コルビー氏はマニラで、米国はアジアから手を引いておらず、撤退ではなく、最も重要度の高い地域で有利な力の均衡を確保するために陣地を固めていると述べた。氏は、陣地を固めることの意味を詳しく説明した。戦略は、日本から台湾、フィリピンを経てボルネオに至る弧を描く第一列島線に沿った拒否型抑止の態勢と、この地域で拡大する米軍の足跡に依拠する。フィリピン国内で言えば、それは米比強化防衛協力協定(EDCA)の各サイトの運用開始と、高速カッター4隻を交代で配備して、フィリピンの排他的経済水域内でフィリピン沿岸警備隊と並んで哨戒することであり、両国が現在共有する共同投資と訓練もこれに加わる。
そして、二文目が続いた。
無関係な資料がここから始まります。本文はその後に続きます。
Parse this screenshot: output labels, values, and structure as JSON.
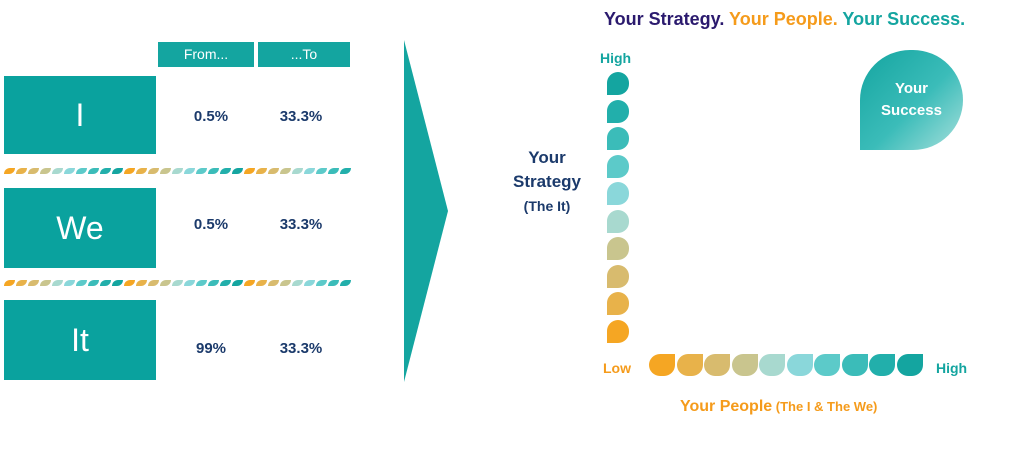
{
  "table": {
    "headers": [
      "From...",
      "...To"
    ],
    "rows": [
      {
        "label": "I",
        "from": "0.5%",
        "to": "33.3%"
      },
      {
        "label": "We",
        "from": "0.5%",
        "to": "33.3%"
      },
      {
        "label": "It",
        "from": "99%",
        "to": "33.3%"
      }
    ]
  },
  "headline": {
    "strategy": "Your Strategy.",
    "people": " Your People.",
    "success": " Your Success."
  },
  "y_axis": {
    "title": "Your Strategy",
    "subtitle": "(The It)",
    "high": "High",
    "low": "Low"
  },
  "x_axis": {
    "title": "Your People",
    "subtitle": " (The I & The We)",
    "high": "High"
  },
  "success_bubble": "Your Success",
  "colors": {
    "teal": "#14a5a0",
    "navy": "#1b3a6b",
    "orange": "#f59b1b",
    "purple": "#2b1a6e",
    "gradient": [
      "#f5a623",
      "#e8b24a",
      "#d8bb6e",
      "#c9c58e",
      "#a8d9cf",
      "#8ad7da",
      "#5ccac9",
      "#3bbcb9",
      "#22afab",
      "#14a5a0"
    ]
  }
}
コルビー氏は、米国が同盟国やパートナーに踏み出しを求め、自国防衛への投資を増やし、自らの主権的安全保障に責任を負うよう求めるとき、それは見捨てるという合図ではないと述べた。米国が求めているのは、保護国ではなくパートナーだという。そして、同盟国が暗記すべき教義の最短の表現は次の通りだ。パートナーが強ければ、抑止も強い。
安心させる言葉と請求書は、同じ演説の中で届いた。この話を伝えた通信社の記事は冒頭で安心させる言葉を強調し、その間に細則が実質を担っていた。要点は細則の方にある。パートナーであって保護国ではない、という言葉は対等性の約束のように聞こえる。だが実際は、米国が保護し、同盟国が保護されるという従来の取り決めが終わったという警告である。演説の全文はその哲学を明確にしていた。署名された文書も新しい作業部会も、それ自体では何も変えない。実際に展開され、目に見える本当の戦力だけが、誰かを抑止するのだ。これは能力に関する声明であり、宛先は敵対者ではなく同盟国である。敵対者は、米国が何を持っているかをすでに知っている。築き、購入し、配備するよう言われているのは、同盟国の方だ。
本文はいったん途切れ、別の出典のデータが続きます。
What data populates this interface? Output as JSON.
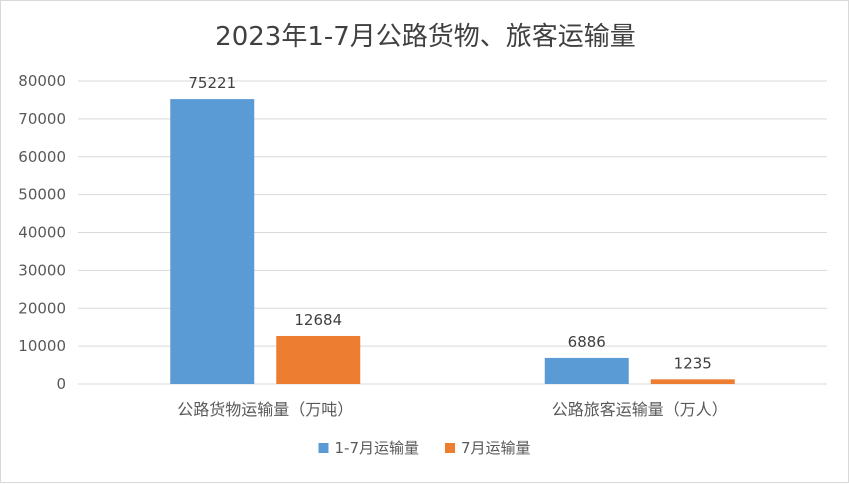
{
  "chart_data": {
    "type": "bar",
    "title": "2023年1-7月公路货物、旅客运输量",
    "categories": [
      "公路货物运输量（万吨）",
      "公路旅客运输量（万人）"
    ],
    "series": [
      {
        "name": "1-7月运输量",
        "values": [
          75221,
          6886
        ],
        "color": "#5b9bd5"
      },
      {
        "name": "7月运输量",
        "values": [
          12684,
          1235
        ],
        "color": "#ed7d31"
      }
    ],
    "ylim": [
      0,
      80000
    ],
    "yticks": [
      0,
      10000,
      20000,
      30000,
      40000,
      50000,
      60000,
      70000,
      80000
    ],
    "grid": true,
    "legend": "bottom"
  }
}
演説には、戦争長官ピート・ヘグセス氏の言葉も織り込まれていた。ヘグセス氏は今年のシャングリラ対話で、いかなる覇権国による太平洋の支配も地域の力の均衡を崩すだろうと述べていた。建物の名前もまた雄弁である。コルビー氏が代表する省は、もはや国防総省ではなく戦争省だ。この改名は政権が明確に声明として意図したものであり、この演説の中身を読みやすくしている。戦争省は安心を与えない。値付けをする。
コルビー氏の歴訪が行われたのは、そもそも同盟国が安心を必要としていたからだ。長年にわたるアメリカ・ファーストのレトリック、友好国政府との関税をめぐる争い、同盟の借金の返済要求。そのすべてが、米国の保証が無条件であるとはもはや前提としない地域を生み出した。政権の答えは、疑念を否定することではなく、保証を再定義することだ。米国はとどまる。そして、とどまることは今や、測定可能な条件を伴う共同投資であり、白紙の小切手を伴う誓約ではない。
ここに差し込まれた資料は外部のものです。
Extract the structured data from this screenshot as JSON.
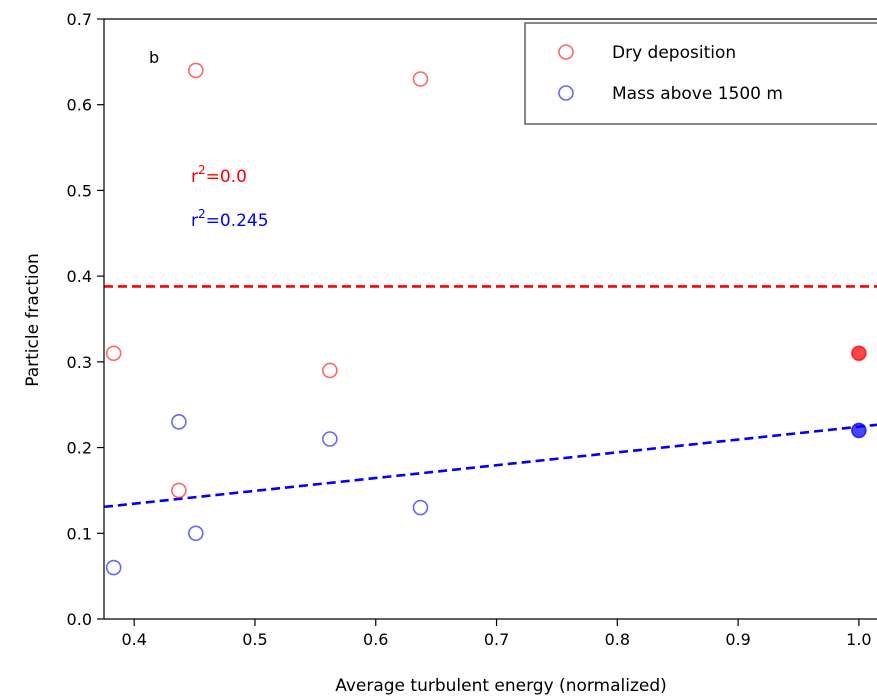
{
  "chart_data": {
    "type": "scatter",
    "panel_label": "b",
    "xlabel": "Average turbulent energy (normalized)",
    "ylabel": "Particle fraction",
    "xlim": [
      0.375,
      1.015
    ],
    "ylim": [
      0.0,
      0.7
    ],
    "x_ticks": [
      0.4,
      0.5,
      0.6,
      0.7,
      0.8,
      0.9,
      1.0
    ],
    "x_tick_labels": [
      "0.4",
      "0.5",
      "0.6",
      "0.7",
      "0.8",
      "0.9",
      "1.0"
    ],
    "y_ticks": [
      0.0,
      0.1,
      0.2,
      0.3,
      0.4,
      0.5,
      0.6,
      0.7
    ],
    "y_tick_labels": [
      "0.0",
      "0.1",
      "0.2",
      "0.3",
      "0.4",
      "0.5",
      "0.6",
      "0.7"
    ],
    "grid": false,
    "legend_position": "top-right",
    "series": [
      {
        "name": "Dry deposition",
        "color": "#ff0000",
        "marker": "open-circle",
        "points": [
          {
            "x": 0.383,
            "y": 0.31
          },
          {
            "x": 0.437,
            "y": 0.15
          },
          {
            "x": 0.451,
            "y": 0.64
          },
          {
            "x": 0.562,
            "y": 0.29
          },
          {
            "x": 0.637,
            "y": 0.63
          }
        ],
        "highlight_points": [
          {
            "x": 1.0,
            "y": 0.31
          }
        ],
        "fit_line": {
          "intercept": 0.388,
          "slope": 0.0,
          "r2_label": "r",
          "r2_value": "=0.0"
        }
      },
      {
        "name": "Mass above 1500 m",
        "color": "#0000ff",
        "marker": "open-circle",
        "points": [
          {
            "x": 0.383,
            "y": 0.06
          },
          {
            "x": 0.437,
            "y": 0.23
          },
          {
            "x": 0.451,
            "y": 0.1
          },
          {
            "x": 0.562,
            "y": 0.21
          },
          {
            "x": 0.637,
            "y": 0.13
          }
        ],
        "highlight_points": [
          {
            "x": 1.0,
            "y": 0.22
          }
        ],
        "fit_line": {
          "intercept": 0.0747,
          "slope": 0.1496,
          "r2_label": "r",
          "r2_value": "=0.245"
        }
      }
    ]
  }
}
そう読めば、この歴訪は、ワシントンの演説としては珍しいほど正直である。マニラで、保護が無料だと告げられた者はいない。保護は無料ではないからだ。そして米国の立場は、そもそも無料であるべきではなかったというものだ。安心の言葉を聞いた同盟国も、請求書を聞いた同盟国も、どちらも正しい。それが設計なのだ。この歴訪のメッセージは、米国の同盟システムが新しい条件で門戸を開いているということであり、その条件こそがメッセージである。地域にとっての問いは、すべての同盟国がその条件を満たせるのか、そして満たせない国々に何が起こるのかということだ。